Cell Phone Users ‘Putting Their Health At Risk’, Claims Swedish Doctor
April 2, 1998
Mobile phone users are putting their health at risk if they make calls lasting more than two minutes, a new study has revealed.
Symptoms such as fatigue, headaches and burning sensations on the skin increase significantly during longer calls, reports The Express.
Swedish expert Dr. Kjell Hansson Mild studied 11,000 mobile phone users in the biggest ever survey into the potential risks. He said calls of between two and 15 minutes are twice as likely to cause headaches as those of less than two minutes. People talking on a mobile phone for more than an hour are six times more likely to suffer headaches.
The study’s findings will dismay the telecommunications industry, which insists there is no scientific evidence of any health risks among mobile phone users. But the results will add weight to scientists’ claims that microwaves from mobile phones can cause brain tumours, cancer, anxiety and memory loss.

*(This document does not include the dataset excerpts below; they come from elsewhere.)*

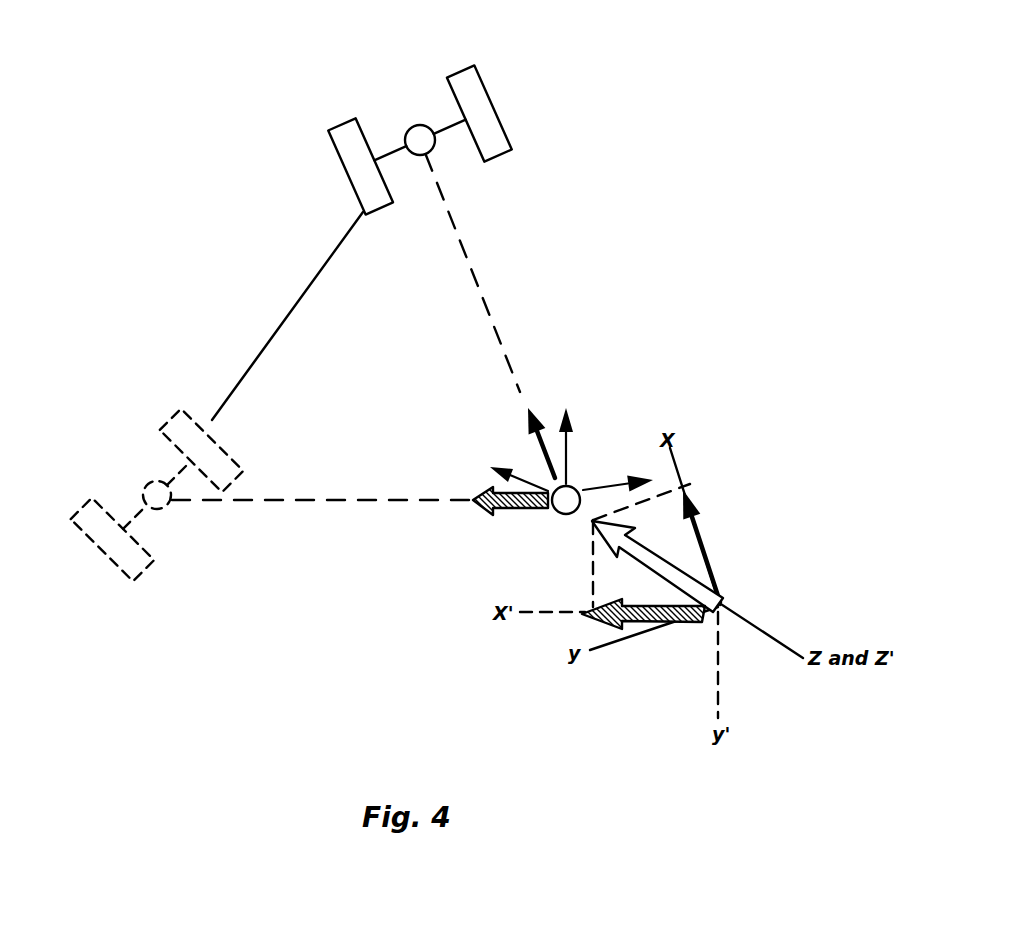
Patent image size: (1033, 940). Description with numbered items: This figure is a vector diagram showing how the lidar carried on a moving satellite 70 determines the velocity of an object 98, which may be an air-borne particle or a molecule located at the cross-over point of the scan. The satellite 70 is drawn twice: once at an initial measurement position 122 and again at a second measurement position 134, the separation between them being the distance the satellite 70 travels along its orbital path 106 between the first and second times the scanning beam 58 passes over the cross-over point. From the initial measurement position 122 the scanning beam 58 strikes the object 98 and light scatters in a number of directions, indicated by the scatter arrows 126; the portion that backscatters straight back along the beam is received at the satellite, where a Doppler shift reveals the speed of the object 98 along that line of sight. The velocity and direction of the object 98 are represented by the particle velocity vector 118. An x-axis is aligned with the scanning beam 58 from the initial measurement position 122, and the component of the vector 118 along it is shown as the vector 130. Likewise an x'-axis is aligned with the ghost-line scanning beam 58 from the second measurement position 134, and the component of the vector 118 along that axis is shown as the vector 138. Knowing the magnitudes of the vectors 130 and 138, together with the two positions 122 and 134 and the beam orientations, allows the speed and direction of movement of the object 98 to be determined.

The initial measurement position 122 is at (408, 122).
The satellite 70 is at (485, 106).
The second measurement position 134 is at (140, 477).
The scanning beam 58 is at (470, 257).
The orbital path 106 is at (282, 320).
The object 98 is at (568, 498).
The scatter arrows 126 is at (568, 445).
The x-axis component vector 130 is at (540, 417).
The x'-axis component vector 138 is at (517, 510).
The particle velocity vector 118 is at (663, 568).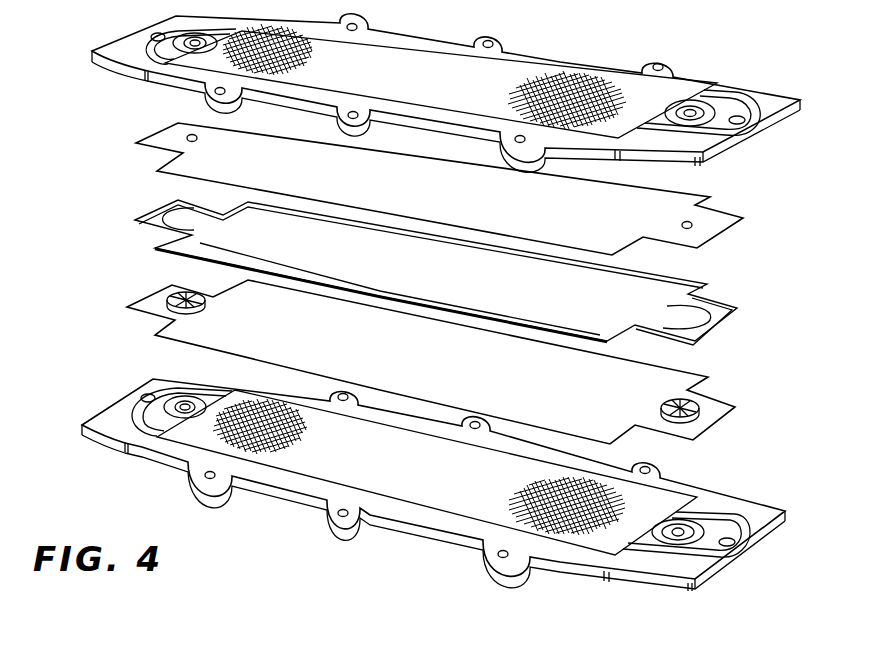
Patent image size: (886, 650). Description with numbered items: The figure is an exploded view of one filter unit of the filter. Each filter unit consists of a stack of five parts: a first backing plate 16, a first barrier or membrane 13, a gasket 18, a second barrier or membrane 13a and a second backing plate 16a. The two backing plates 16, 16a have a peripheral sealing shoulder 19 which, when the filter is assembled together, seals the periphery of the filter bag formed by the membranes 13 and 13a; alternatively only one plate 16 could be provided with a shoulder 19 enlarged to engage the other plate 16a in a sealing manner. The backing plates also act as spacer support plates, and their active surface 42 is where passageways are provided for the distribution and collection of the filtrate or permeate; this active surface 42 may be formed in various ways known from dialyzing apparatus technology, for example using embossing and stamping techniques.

The first backing plate 16 is at (770, 93).
The second backing plate 16a is at (765, 502).
The peripheral sealing shoulder 19 is at (594, 64).
The active surface 42 is at (419, 279).
The first barrier or membrane 13 is at (739, 209).
The gasket 18 is at (739, 300).
The second barrier or membrane 13a is at (726, 400).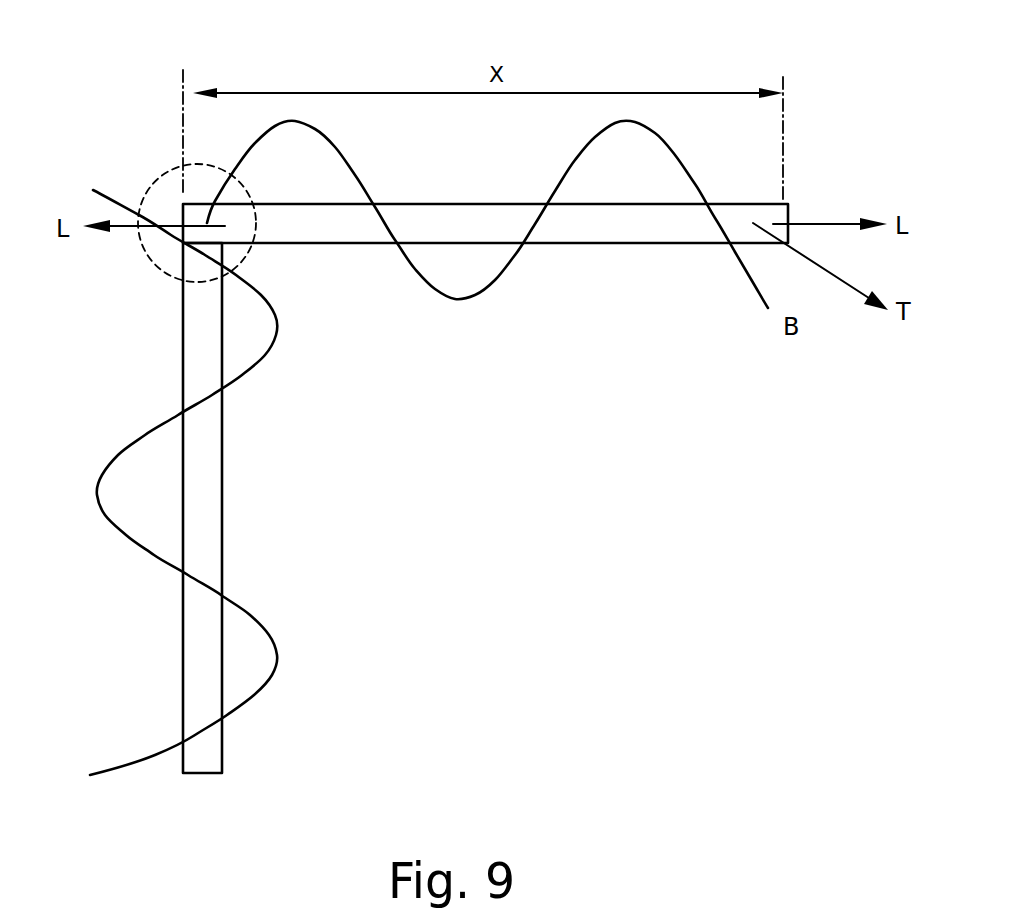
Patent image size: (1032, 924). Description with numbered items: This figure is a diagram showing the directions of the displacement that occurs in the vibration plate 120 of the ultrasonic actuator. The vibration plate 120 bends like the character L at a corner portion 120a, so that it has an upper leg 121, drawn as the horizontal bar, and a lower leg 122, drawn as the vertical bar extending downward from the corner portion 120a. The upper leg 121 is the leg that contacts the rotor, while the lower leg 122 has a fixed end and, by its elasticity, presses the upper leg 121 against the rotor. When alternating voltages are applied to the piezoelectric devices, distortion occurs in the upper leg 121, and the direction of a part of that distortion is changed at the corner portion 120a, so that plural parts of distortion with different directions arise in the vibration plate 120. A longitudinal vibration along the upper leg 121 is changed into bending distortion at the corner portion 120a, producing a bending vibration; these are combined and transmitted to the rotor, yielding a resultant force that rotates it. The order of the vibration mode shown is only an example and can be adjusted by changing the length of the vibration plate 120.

The vibration plate 120 is at (485, 488).
The corner portion 120a is at (155, 177).
The upper leg 121 is at (292, 223).
The lower leg 122 is at (207, 432).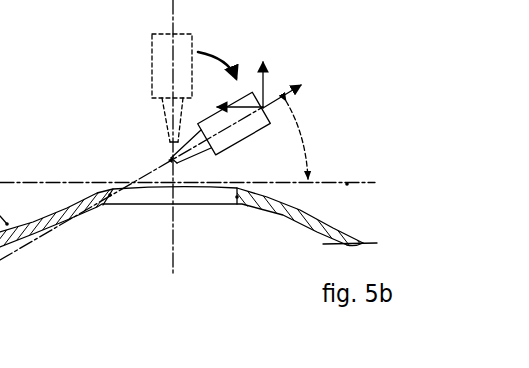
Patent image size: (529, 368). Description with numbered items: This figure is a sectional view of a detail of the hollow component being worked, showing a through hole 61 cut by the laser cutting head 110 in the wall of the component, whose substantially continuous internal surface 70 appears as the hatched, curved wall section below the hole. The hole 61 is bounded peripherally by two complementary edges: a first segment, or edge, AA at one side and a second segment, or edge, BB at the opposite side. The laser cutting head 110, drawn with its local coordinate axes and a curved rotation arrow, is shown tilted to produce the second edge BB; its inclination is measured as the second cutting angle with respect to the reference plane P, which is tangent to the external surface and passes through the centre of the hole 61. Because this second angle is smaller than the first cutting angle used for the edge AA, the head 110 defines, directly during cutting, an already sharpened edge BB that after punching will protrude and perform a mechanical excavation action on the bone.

The laser cutting head 110 is at (213, 123).
The through hole 61 is at (163, 197).
The internal surface 70 is at (59, 217).
The first segment, or edge AA is at (237, 197).
The second segment, or edge BB is at (110, 195).
The reference plane P is at (347, 184).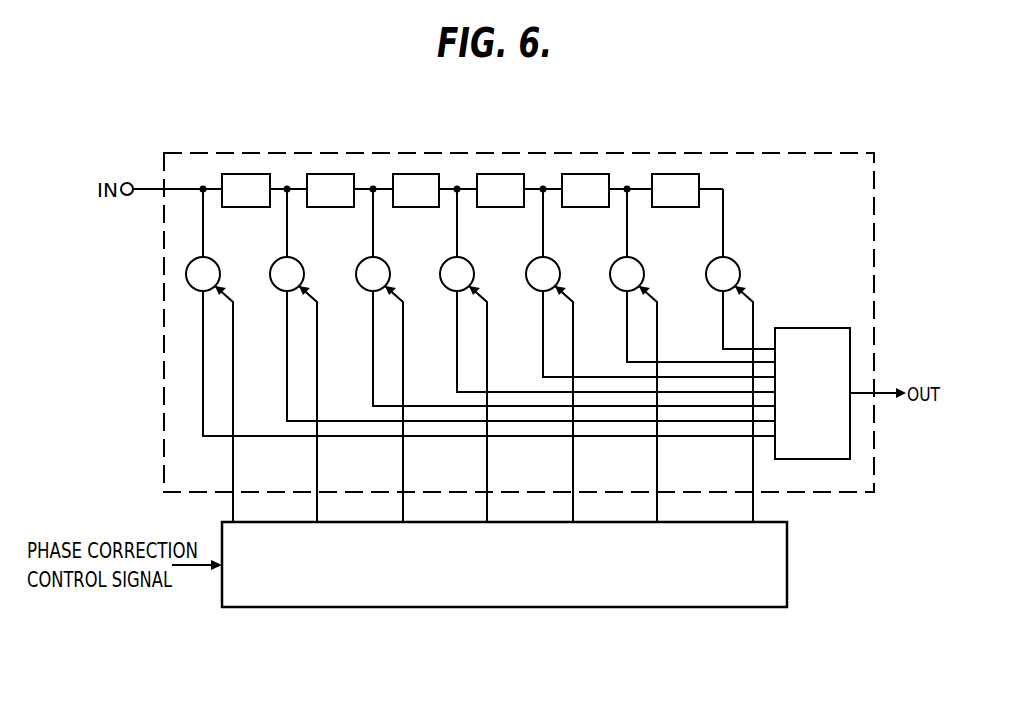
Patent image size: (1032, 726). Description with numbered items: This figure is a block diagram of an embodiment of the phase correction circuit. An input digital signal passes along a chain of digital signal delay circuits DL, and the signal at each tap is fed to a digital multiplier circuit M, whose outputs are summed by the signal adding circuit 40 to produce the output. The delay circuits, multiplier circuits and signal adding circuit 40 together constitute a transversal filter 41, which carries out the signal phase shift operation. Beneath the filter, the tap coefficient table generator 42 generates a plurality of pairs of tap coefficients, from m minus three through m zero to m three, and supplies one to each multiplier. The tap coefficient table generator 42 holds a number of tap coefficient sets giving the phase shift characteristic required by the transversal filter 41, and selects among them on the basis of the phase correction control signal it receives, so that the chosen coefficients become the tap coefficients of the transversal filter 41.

The signal adding circuit 40 is at (814, 343).
The transversal filter 41 is at (464, 162).
The tap coefficient table generator 42 is at (726, 597).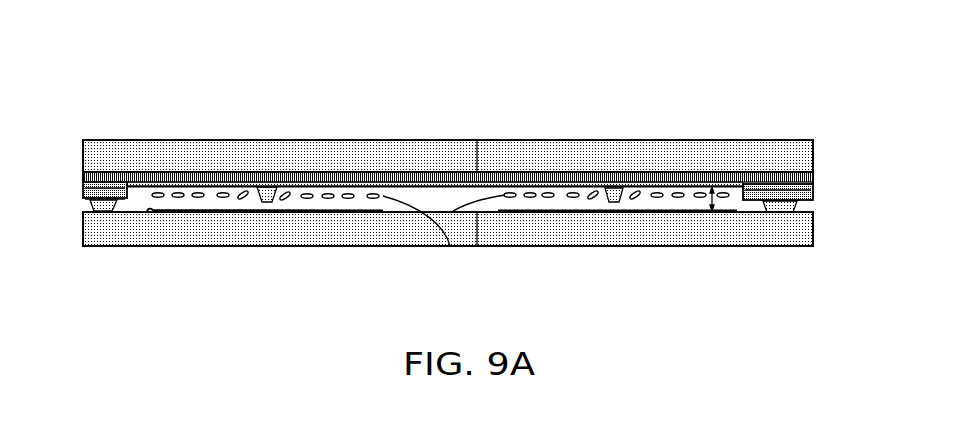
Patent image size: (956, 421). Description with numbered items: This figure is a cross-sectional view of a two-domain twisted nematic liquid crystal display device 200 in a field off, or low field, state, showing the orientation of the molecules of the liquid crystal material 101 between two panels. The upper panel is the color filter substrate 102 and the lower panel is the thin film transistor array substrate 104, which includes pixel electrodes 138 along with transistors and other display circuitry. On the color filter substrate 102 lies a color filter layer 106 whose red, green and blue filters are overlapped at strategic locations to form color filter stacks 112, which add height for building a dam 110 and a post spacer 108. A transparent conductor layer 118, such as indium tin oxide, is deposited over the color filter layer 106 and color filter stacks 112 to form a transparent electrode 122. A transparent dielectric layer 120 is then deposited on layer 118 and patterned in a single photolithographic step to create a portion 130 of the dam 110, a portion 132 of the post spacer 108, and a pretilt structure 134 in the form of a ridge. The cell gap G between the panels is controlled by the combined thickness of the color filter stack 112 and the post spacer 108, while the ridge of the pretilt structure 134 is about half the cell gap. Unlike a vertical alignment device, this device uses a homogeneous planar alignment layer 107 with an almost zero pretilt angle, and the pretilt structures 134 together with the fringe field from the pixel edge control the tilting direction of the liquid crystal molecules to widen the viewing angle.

The liquid crystal display device 200 is at (462, 64).
The substrate 102 is at (734, 152).
The substrate 104 is at (85, 238).
The color filter layer 106 is at (84, 140).
The post spacer 108 is at (812, 192).
The dam 110 is at (84, 190).
The color filter stack 112 is at (84, 176).
The layer 118 is at (378, 186).
The transparent electrode 122 is at (449, 186).
The layer 120 is at (88, 206).
The portion of dam 130 is at (92, 211).
The portion of post spacer 132 is at (797, 208).
The pretilt structure 134 is at (263, 203).
The pixel electrode 138 is at (353, 210).
The liquid crystal material 101 is at (450, 246).
The homogeneous alignment layer 107 is at (146, 189).
The cell gap G is at (712, 213).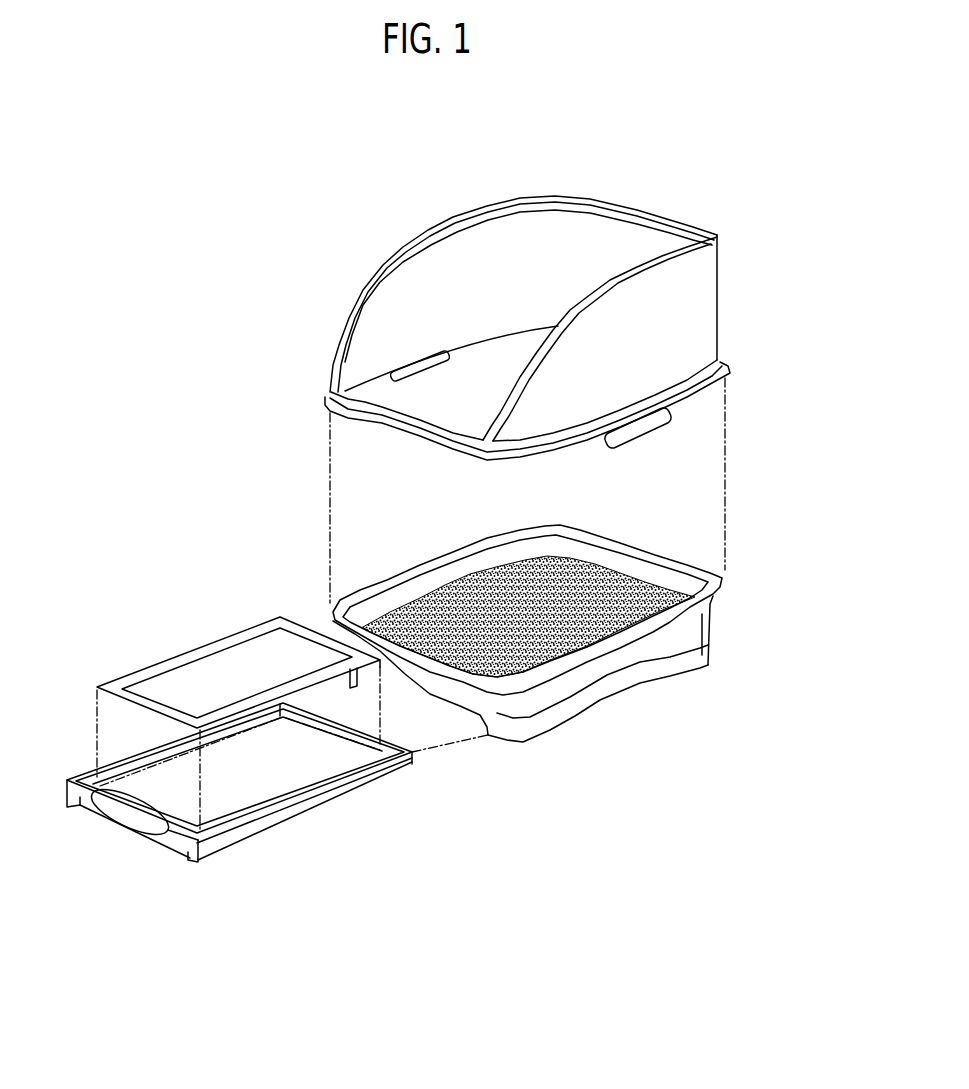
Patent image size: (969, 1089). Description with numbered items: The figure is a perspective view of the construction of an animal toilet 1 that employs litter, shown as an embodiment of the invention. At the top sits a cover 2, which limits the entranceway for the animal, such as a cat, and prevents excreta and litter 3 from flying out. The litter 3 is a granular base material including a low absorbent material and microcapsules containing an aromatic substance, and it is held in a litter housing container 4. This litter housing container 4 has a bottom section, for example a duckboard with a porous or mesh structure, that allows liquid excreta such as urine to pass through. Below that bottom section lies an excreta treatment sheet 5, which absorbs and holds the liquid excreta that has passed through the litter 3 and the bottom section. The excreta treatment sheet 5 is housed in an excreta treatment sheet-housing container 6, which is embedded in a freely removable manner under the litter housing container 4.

The animal toilet 1 is at (762, 235).
The cover 2 is at (335, 312).
The litter 3 is at (493, 577).
The litter housing container 4 is at (607, 675).
The excreta treatment sheet 5 is at (175, 648).
The excreta treatment sheet-housing container 6 is at (315, 820).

Dr Mild is advising users to cut down the length of calls, switch to a hands-6.00 set or make longer calls from an ordinary telephone. He also wants mobiles to be redesigned to make them safer by putting the antenna at the bottom of the handset so it does not run alongside the head. ‘That way microwaves are not being emitted right next to the brain cells and there are likely to be fewer problems,’ Dr Mild told The Express.
But the Federation of Communications Services, which represents mobile phone companies, dismissed the study as ‘flawed’. A spokesman said: ‘Any increase in headaches could be attributable to other factors such as lifestyle.’